Monitoring & observabilité

  • Stack complète en un commutateur, grafana.enable = true déploie Grafana + Prometheus (node / process / postgres exporters) + Loki + Alloy (shipping de logs).
  • Alertes pré-configurées, CPU > 80 % (2 min), RAM > 90 % (5 min), disque > 85 % (5 min), service systemd down (1 min).
  • Pipeline de logs, Alloy expédie le journal systemd (labellisé par unit) et les logs JSON de Caddy (avec parsing status / uri / remote_ip / duration) vers Loki.
  • Dashboards bundlés, Vue d'ensemble serveur, PostgreSQL et Bifrost provisionnés automatiquement (conditionnels selon les apps actives). Zéro clic dans l'UI.
  • MOTD à sondes HTTP, À chaque connexion SSH, le message d'accueil affiche l'état réel de chaque app (point vert/rouge selon une vraie requête HTTP locale).
  • Monitoring léger (Beszel), Alternative ou complément à la stack Grafana, avec agent intégré.
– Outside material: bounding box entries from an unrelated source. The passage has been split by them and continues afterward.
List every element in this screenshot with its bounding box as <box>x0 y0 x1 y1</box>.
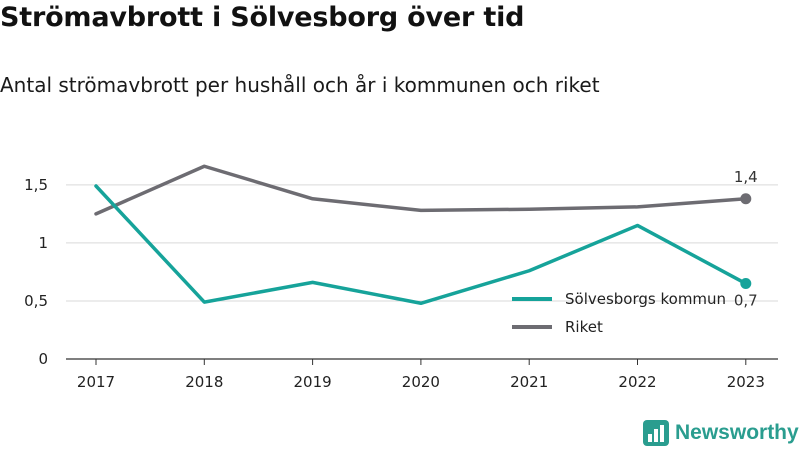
y-tick-label: 0 <box>38 350 48 368</box>
x-tick-label: 2022 <box>618 373 656 391</box>
legend-label-solvesborgs-kommun: Sölvesborgs kommun <box>565 290 726 308</box>
x-tick-label: 2019 <box>294 373 332 391</box>
data-label-riket: 1,4 <box>734 168 758 186</box>
data-label-solvesborgs-kommun: 0,7 <box>734 292 758 310</box>
legend-label-riket: Riket <box>565 318 603 336</box>
end-point-riket <box>740 193 752 205</box>
bar-chart-logo-icon <box>643 420 669 446</box>
x-tick-label: 2017 <box>77 373 115 391</box>
newsworthy-brand: Newsworthy <box>643 420 799 446</box>
y-tick-label: 0,5 <box>24 292 48 310</box>
y-tick-label: 1 <box>38 234 48 252</box>
brand-name: Newsworthy <box>675 421 799 444</box>
x-tick-label: 2020 <box>402 373 440 391</box>
x-tick-label: 2018 <box>185 373 223 391</box>
chart-title: Strömavbrott i Sölvesborg över tid <box>0 2 525 33</box>
y-tick-label: 1,5 <box>24 176 48 194</box>
chart-subtitle: Antal strömavbrott per hushåll och år i … <box>0 73 600 97</box>
series-line-riket <box>94 164 748 216</box>
end-point-solvesborgs-kommun <box>740 278 752 290</box>
x-tick-label: 2023 <box>727 373 765 391</box>
x-tick-label: 2021 <box>510 373 548 391</box>
series-line-solvesborgs-kommun <box>94 184 748 306</box>
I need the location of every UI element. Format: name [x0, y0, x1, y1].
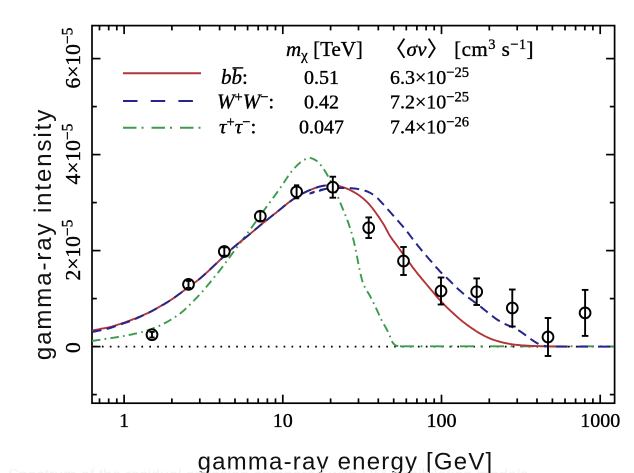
svg-text:Spectrum of the residual emiss: Spectrum of the residual emission compar… — [8, 467, 528, 473]
svg-text:gamma-ray energy [GeV]: gamma-ray energy [GeV] — [198, 449, 494, 473]
svg-text:100: 100 — [427, 410, 457, 432]
svg-text:〈σv〉 [cm3 s−1]: 〈σv〉 [cm3 s−1] — [385, 37, 534, 61]
svg-text:0: 0 — [61, 342, 85, 353]
svg-text:1: 1 — [119, 410, 129, 432]
svg-text:0.047: 0.047 — [299, 117, 344, 139]
svg-text:bb̅:: bb̅: — [221, 65, 248, 89]
svg-text:τ+τ−:: τ+τ−: — [219, 115, 256, 139]
svg-text:1000: 1000 — [580, 410, 620, 432]
svg-text:10: 10 — [273, 410, 293, 432]
svg-text:gamma-ray intensity: gamma-ray intensity — [30, 108, 57, 360]
svg-text:0.51: 0.51 — [304, 67, 339, 89]
svg-text:mχ [TeV]: mχ [TeV] — [286, 37, 363, 64]
svg-text:W+W−:: W+W−: — [217, 89, 274, 113]
svg-text:0.42: 0.42 — [304, 91, 339, 113]
svg-text:7.2×10−25: 7.2×10−25 — [390, 89, 469, 113]
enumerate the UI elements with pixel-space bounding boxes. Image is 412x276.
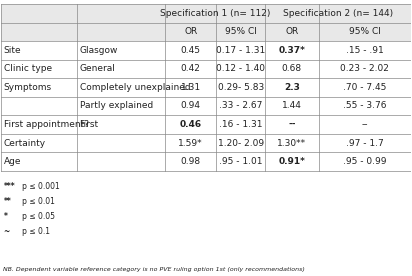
Text: 1.30**: 1.30**	[277, 139, 307, 147]
Text: --: --	[288, 120, 296, 129]
Text: Glasgow: Glasgow	[80, 46, 118, 55]
Text: 0.98: 0.98	[180, 157, 201, 166]
Text: Specification 2 (n= 144): Specification 2 (n= 144)	[283, 9, 393, 18]
Text: ~: ~	[3, 227, 10, 236]
Text: .97 - 1.7: .97 - 1.7	[346, 139, 384, 147]
Text: Partly explained: Partly explained	[80, 102, 153, 110]
Text: OR: OR	[184, 27, 197, 36]
Text: *: *	[3, 212, 7, 221]
Text: ***: ***	[3, 182, 15, 191]
Text: 1.59*: 1.59*	[178, 139, 203, 147]
Text: p ≤ 0.01: p ≤ 0.01	[22, 197, 55, 206]
Text: 0.12 - 1.40: 0.12 - 1.40	[216, 64, 265, 73]
Text: 0.45: 0.45	[180, 46, 201, 55]
Text: 0.46: 0.46	[180, 120, 202, 129]
Text: OR: OR	[286, 27, 299, 36]
Text: --: --	[361, 120, 368, 129]
Text: .16 - 1.31: .16 - 1.31	[219, 120, 262, 129]
Text: p ≤ 0.05: p ≤ 0.05	[22, 212, 55, 221]
Text: 2.3: 2.3	[284, 83, 300, 92]
Text: 0.91*: 0.91*	[279, 157, 305, 166]
Text: Completely unexplained: Completely unexplained	[80, 83, 190, 92]
Text: 0.17 - 1.31: 0.17 - 1.31	[216, 46, 265, 55]
Text: NB. Dependent variable reference category is no PVE ruling option 1st (only reco: NB. Dependent variable reference categor…	[3, 267, 305, 272]
Text: .70 - 7.45: .70 - 7.45	[343, 83, 386, 92]
Text: First: First	[80, 120, 99, 129]
Text: .15 - .91: .15 - .91	[346, 46, 384, 55]
Text: First appointment?: First appointment?	[4, 120, 89, 129]
Text: 0.37*: 0.37*	[279, 46, 305, 55]
Text: **: **	[3, 197, 11, 206]
Text: Site: Site	[4, 46, 21, 55]
Text: 0.42: 0.42	[181, 64, 201, 73]
Text: 0.68: 0.68	[282, 64, 302, 73]
Text: .95 - 0.99: .95 - 0.99	[343, 157, 386, 166]
Text: Certainty: Certainty	[4, 139, 46, 147]
Text: 0.29- 5.83: 0.29- 5.83	[218, 83, 264, 92]
Bar	[1, 4, 411, 171]
Text: .95 - 1.01: .95 - 1.01	[219, 157, 262, 166]
Text: 1.44: 1.44	[282, 102, 302, 110]
Text: Clinic type: Clinic type	[4, 64, 52, 73]
Text: Symptoms: Symptoms	[4, 83, 52, 92]
Text: Age: Age	[4, 157, 21, 166]
Text: p ≤ 0.001: p ≤ 0.001	[22, 182, 60, 191]
Text: 0.94: 0.94	[180, 102, 201, 110]
Text: 1.20- 2.09: 1.20- 2.09	[218, 139, 264, 147]
Text: .33 - 2.67: .33 - 2.67	[219, 102, 262, 110]
Text: .55 - 3.76: .55 - 3.76	[343, 102, 386, 110]
Bar	[1, 23, 411, 41]
Bar	[1, 4, 411, 23]
Text: 0.23 - 2.02: 0.23 - 2.02	[340, 64, 389, 73]
Text: Specification 1 (n= 112): Specification 1 (n= 112)	[160, 9, 270, 18]
Text: 1.31: 1.31	[180, 83, 201, 92]
Text: 95% CI: 95% CI	[225, 27, 257, 36]
Text: 95% CI: 95% CI	[349, 27, 381, 36]
Text: p ≤ 0.1: p ≤ 0.1	[22, 227, 50, 236]
Text: General: General	[80, 64, 115, 73]
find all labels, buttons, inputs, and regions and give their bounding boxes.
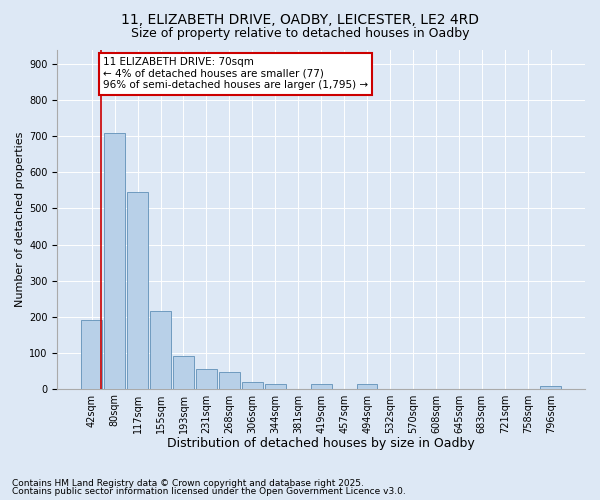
Bar: [82, 320, 102, 388]
Bar: [311, 384, 332, 388]
Bar: [219, 372, 240, 388]
Text: 11, ELIZABETH DRIVE, OADBY, LEICESTER, LE2 4RD: 11, ELIZABETH DRIVE, OADBY, LEICESTER, L…: [121, 12, 479, 26]
Text: Contains HM Land Registry data © Crown copyright and database right 2025.: Contains HM Land Registry data © Crown c…: [12, 478, 364, 488]
Bar: [150, 311, 171, 388]
Bar: [173, 356, 194, 388]
Text: 11 ELIZABETH DRIVE: 70sqm
← 4% of detached houses are smaller (77)
96% of semi-d: 11 ELIZABETH DRIVE: 70sqm ← 4% of detach…: [103, 57, 368, 90]
Bar: [242, 382, 263, 388]
Text: Size of property relative to detached houses in Oadby: Size of property relative to detached ho…: [131, 28, 469, 40]
X-axis label: Distribution of detached houses by size in Oadby: Distribution of detached houses by size …: [167, 437, 475, 450]
Bar: [265, 384, 286, 388]
Bar: [196, 369, 217, 388]
Bar: [127, 192, 148, 388]
Y-axis label: Number of detached properties: Number of detached properties: [15, 132, 25, 307]
Bar: [541, 386, 561, 388]
Bar: [104, 133, 125, 388]
Text: Contains public sector information licensed under the Open Government Licence v3: Contains public sector information licen…: [12, 487, 406, 496]
Bar: [357, 384, 377, 388]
Isolation & attribution des ports

  • Une app = un utilisateur système, Chaque service tourne sous son propre utilisateur isolé, avec sandboxing systemd. Une app compromise n'atteint ni les autres apps ni les données du serveur.
  • Registre de ports append-only, Attribution déterministe et figée : apps en 10000–10999, sites web en 11000–11999, WordPress en 12000–12999. Une assertion Nix échoue au build si un port sort de sa plage.
  • Détection de conflits au build, Les ports auto-assignés sont validés contre les ports configurables (SSH, etc.). Un conflit casse le build, jamais la production.
  • Ports en lecture seule, L'utilisateur ne configure pas les ports internes : ils sont gérés par le système, sans collision possible.

SSO & identité

  • OIDC centralisé (Authelia), Chaque app contribue déclarativement son client OIDC et ses règles d'accès par groupe. Hash de mots de passe en argon2.
  • Deux modes SSO par app, authelia (exclusif) ou authelia-staff (additif, en conservant les comptes locaux).
  • Attribution de rôle automatique, Ex. les membres du groupe admin sont promus GrafanaAdmin automatiquement via une expression JMESPath.
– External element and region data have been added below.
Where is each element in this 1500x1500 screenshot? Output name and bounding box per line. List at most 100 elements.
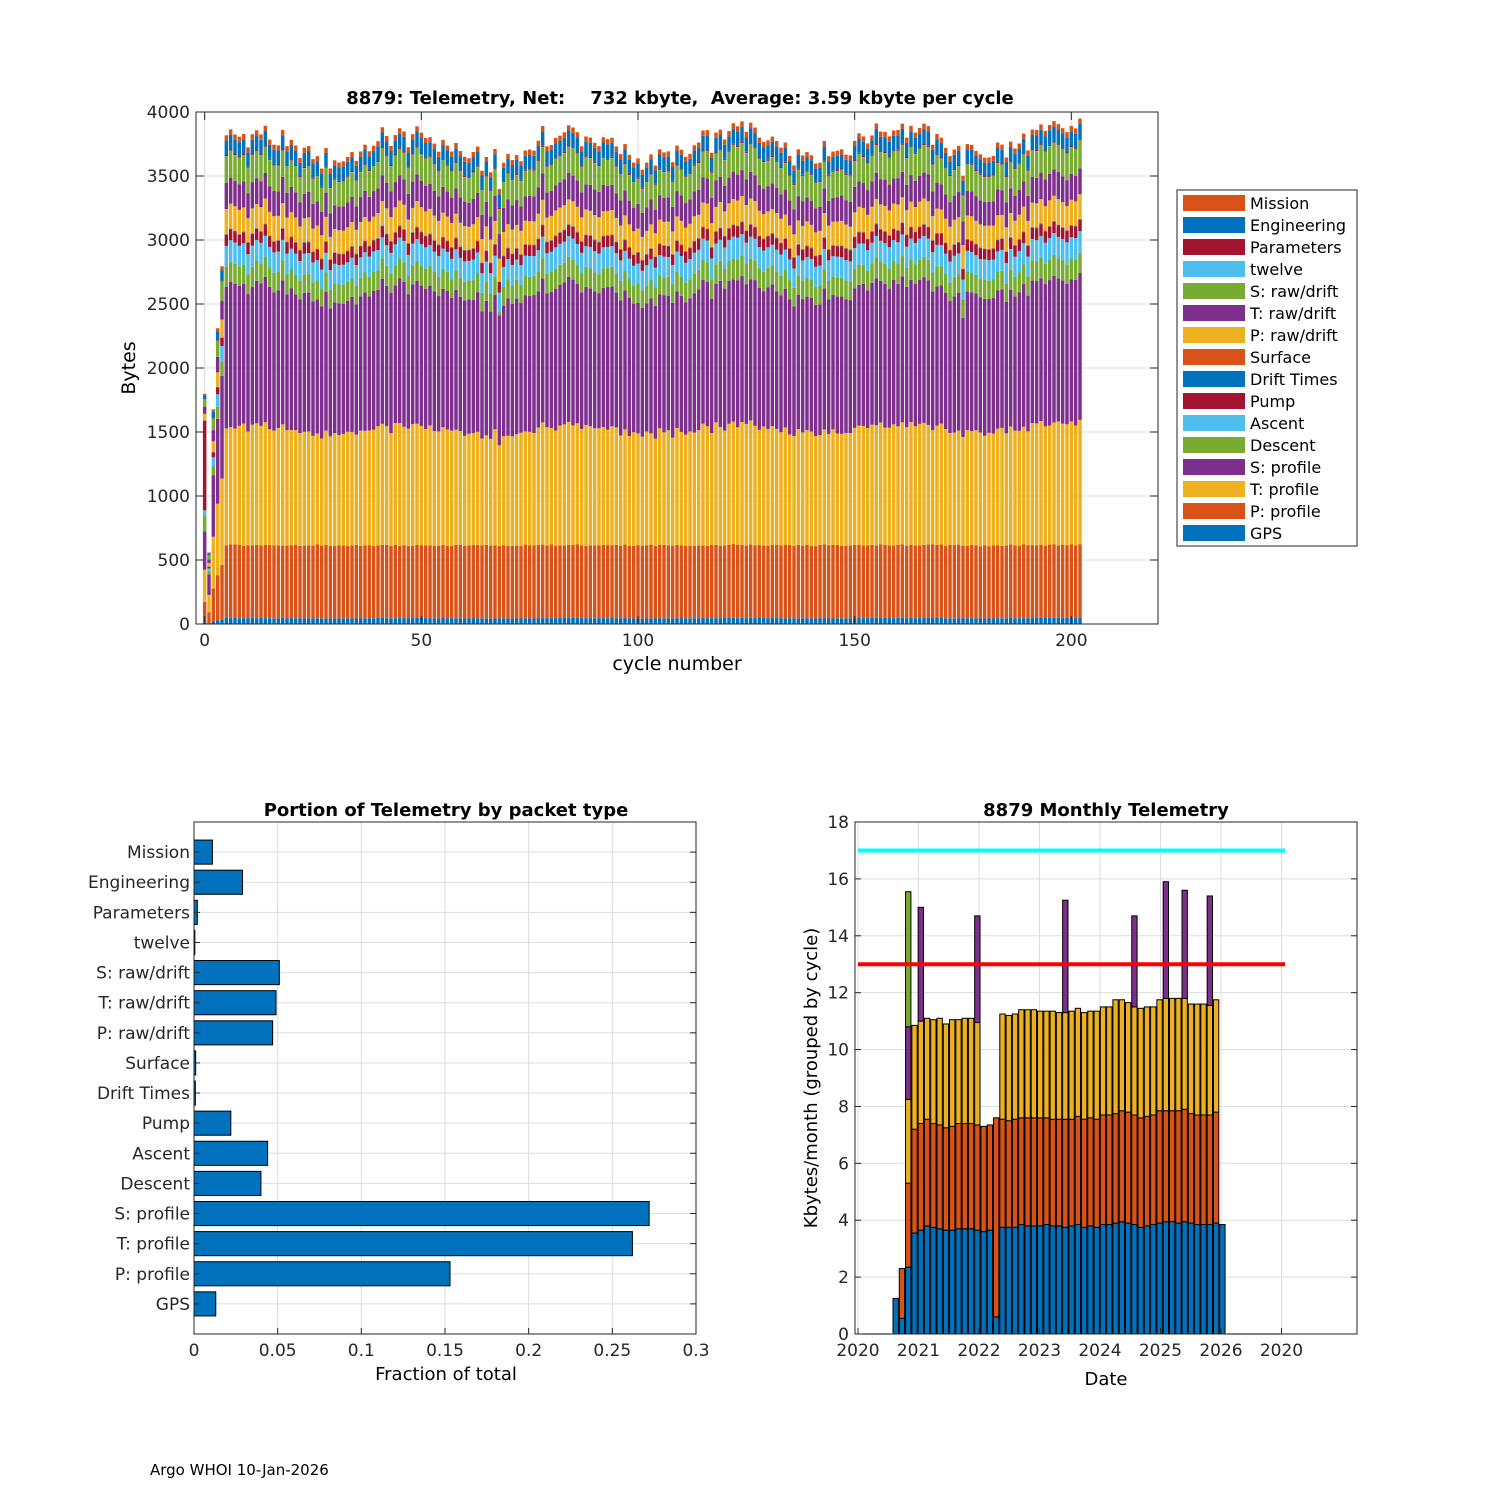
top-bar-segment	[917, 618, 922, 624]
top-bar-segment	[527, 545, 532, 619]
top-bar-segment	[796, 244, 801, 256]
top-bar-segment	[610, 266, 614, 287]
legend-swatch	[1183, 393, 1245, 409]
top-bar-segment	[935, 544, 939, 618]
top-bar-segment	[679, 431, 684, 546]
top-bar-segment	[900, 145, 905, 172]
top-bar-segment	[926, 201, 931, 227]
top-bar-segment	[532, 150, 536, 156]
top-bar-segment	[380, 127, 385, 133]
top-bar-segment	[865, 270, 870, 291]
top-bar-segment	[826, 249, 831, 261]
top-bar-segment	[315, 299, 320, 434]
top-bar-segment	[419, 154, 424, 181]
top-bar-segment	[783, 214, 788, 238]
top-bar-segment	[1069, 147, 1074, 175]
top-bar-segment	[722, 185, 727, 212]
top-bar-segment	[844, 159, 848, 174]
top-bar-segment	[800, 201, 805, 226]
top-bar-segment	[202, 515, 207, 532]
top-bar-segment	[345, 175, 350, 177]
monthly-bar-segment	[1018, 1117, 1025, 1225]
top-bar-segment	[419, 180, 424, 208]
top-bar-segment	[800, 174, 805, 176]
top-bar-segment	[1039, 257, 1043, 279]
top-bar-segment	[319, 235, 324, 259]
top-bar-segment	[848, 545, 853, 619]
top-bar-segment	[874, 235, 879, 258]
top-bar-segment	[445, 164, 450, 166]
top-bar-segment	[484, 250, 489, 251]
monthly-ytick-label: 14	[827, 927, 849, 947]
top-bar-segment	[311, 164, 315, 178]
top-bar-segment	[358, 170, 363, 172]
top-bar-segment	[345, 431, 350, 546]
top-bar-segment	[597, 274, 601, 294]
top-bar-segment	[402, 136, 406, 152]
top-bar-segment	[410, 424, 415, 546]
portion-ytick-label: Descent	[120, 1174, 190, 1194]
top-bar-segment	[536, 239, 541, 251]
top-bar-segment	[540, 618, 545, 624]
top-bar-segment	[410, 231, 415, 233]
top-bar-segment	[1008, 269, 1013, 290]
top-bar-segment	[471, 248, 476, 260]
top-bar-segment	[454, 238, 458, 250]
top-bar-segment	[575, 283, 580, 424]
top-bar-segment	[493, 244, 497, 256]
top-bar-segment	[982, 279, 987, 299]
top-bar-segment	[709, 173, 714, 198]
top-bar-segment	[796, 154, 801, 169]
top-bar-segment	[298, 433, 302, 546]
top-bar-segment	[683, 161, 688, 176]
top-bar-segment	[913, 206, 918, 232]
top-bar-segment	[696, 618, 701, 624]
top-bar-segment	[917, 238, 922, 260]
top-bar-segment	[367, 296, 372, 431]
monthly-bar-segment	[1093, 1010, 1100, 1120]
top-bar-segment	[792, 545, 796, 619]
top-bar-segment	[341, 161, 346, 167]
monthly-xtick-label: 2026	[1199, 1341, 1242, 1361]
top-bar-segment	[709, 246, 714, 248]
top-bar-segment	[1078, 118, 1082, 124]
top-bar-segment	[250, 182, 255, 209]
top-bar-segment	[982, 298, 987, 436]
top-bar-segment	[259, 134, 263, 140]
top-bar-segment	[458, 170, 463, 172]
legend-label: twelve	[1250, 260, 1303, 279]
top-bar-segment	[805, 296, 809, 431]
top-bar-segment	[484, 201, 489, 227]
top-bar-segment	[250, 424, 255, 546]
top-bar-segment	[753, 618, 757, 624]
top-bar-segment	[458, 171, 463, 198]
top-bar-segment	[1065, 230, 1069, 231]
top-bar-segment	[965, 618, 970, 624]
top-bar-segment	[995, 251, 1000, 272]
top-bar-segment	[592, 618, 597, 624]
top-bar-segment	[571, 127, 575, 133]
top-bar-segment	[965, 190, 970, 216]
top-bar-segment	[376, 146, 380, 162]
monthly-bar-segment	[1005, 1120, 1012, 1228]
top-bar-segment	[865, 618, 870, 624]
top-bar-segment	[315, 176, 320, 202]
top-bar-segment	[757, 157, 762, 159]
top-bar-segment	[705, 240, 710, 263]
top-bar-segment	[705, 545, 710, 619]
monthly-bar-segment	[1074, 1115, 1082, 1225]
top-bar-segment	[306, 241, 311, 243]
top-bar-segment	[913, 232, 918, 244]
top-bar-segment	[614, 241, 619, 242]
top-bar-segment	[1043, 130, 1048, 137]
top-bar-segment	[787, 544, 792, 619]
top-bar-segment	[969, 273, 974, 293]
top-bar-segment	[627, 435, 632, 546]
top-bar-segment	[393, 265, 398, 286]
top-bar-segment	[345, 202, 350, 228]
top-bar-segment	[614, 618, 619, 624]
top-bar-segment	[402, 179, 406, 205]
top-bar-segment	[657, 544, 662, 619]
top-bar-segment	[783, 161, 788, 163]
top-bar-segment	[402, 152, 406, 180]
Expérience développeur & automatisation

  • Maskfiles, Les tâches sont définies dans des fichiers maskfile.md lisibles (un maskfile dev, un maskfile serveur). mask rebuild, mask logs -S caddy, mask backup, mask audit security, mask ports… Chaque tâche délègue à un script, pas de logique inline.
  • mask preview avant rebuild, Build sans activer + nvd diff (diff lisible des paquets) + dry-activate (liste des services qui seront redémarrés). On voit l'impact exact avant d'appliquer.
  • Skills IA par app (symlinks), Le home déployé contient 45+ fichiers SKILL.md (un par app), versionnés dans un dépôt séparé et synchronisés via git subtree + bare repo. L'IA du serveur sait piloter chaque app via son API. Mise à jour sans toucher à la config NixOS.
  • Token killer (RTK), Un hook PreToolUse filtre la sortie des commandes shell de l'IA pour économiser 60–90 % de tokens sur les opérations de dev.
  • Suite de tests NixOS (~75 tests), Chaque app a son test en VM légère (démarrage, endpoints, API), plus des tests d'intégration (ex. n8n + Bifrost + MCP). Les ports sont injectés depuis le registre, jamais hardcodés.
  • Tests locaux conteneur + VM, Conteneur NixOS (démarrage en 5–10 s) pour itérer vite, VM QEMU (isolation complète) pour valider. mask vm rebuild enchaîne stop / clean / build / run.
  • Cache Nix self-hosted (Attic), Cache de binaires pour accélérer les builds CI, injecté dans nix.conf via !include.
  • CI intégrée (Woodpecker + Forgejo), OAuth configuré automatiquement, agent embarquant nix/git/lfs, pipelines Nix natifs. Git hooks installables via mask dev setup.
  • Gestion mémoire en 4 couches, zram (25 % de RAM compressée, ~×3) → swap disque (4 Go) → earlyoom (kill à 8 % RAM / 5 % swap libres) pour éviter tout gel kernel.
  • ACL POSIX sur /etc/nixos, Héritage g:wheel:rwx sur les fichiers utilisateur, scripts système en root:root. Les admins éditent leur config sans sudo.
  • Cohérence du code, treefmt + .editorconfig ; formatage Nix d'une commande.

En une phrase

Un serveur déclaratif de bout en bout : sécurité de niveau ANSSI, secrets chiffrés par l'identité de la machine, sauvegardes chiffrées vérifiées, passerelle vers des LLM (y compris gratuits), monitoring complet et une IA qui connaît chaque application, le tout reproductible à l'identique, versionné, et restaurable d'un redémarrage.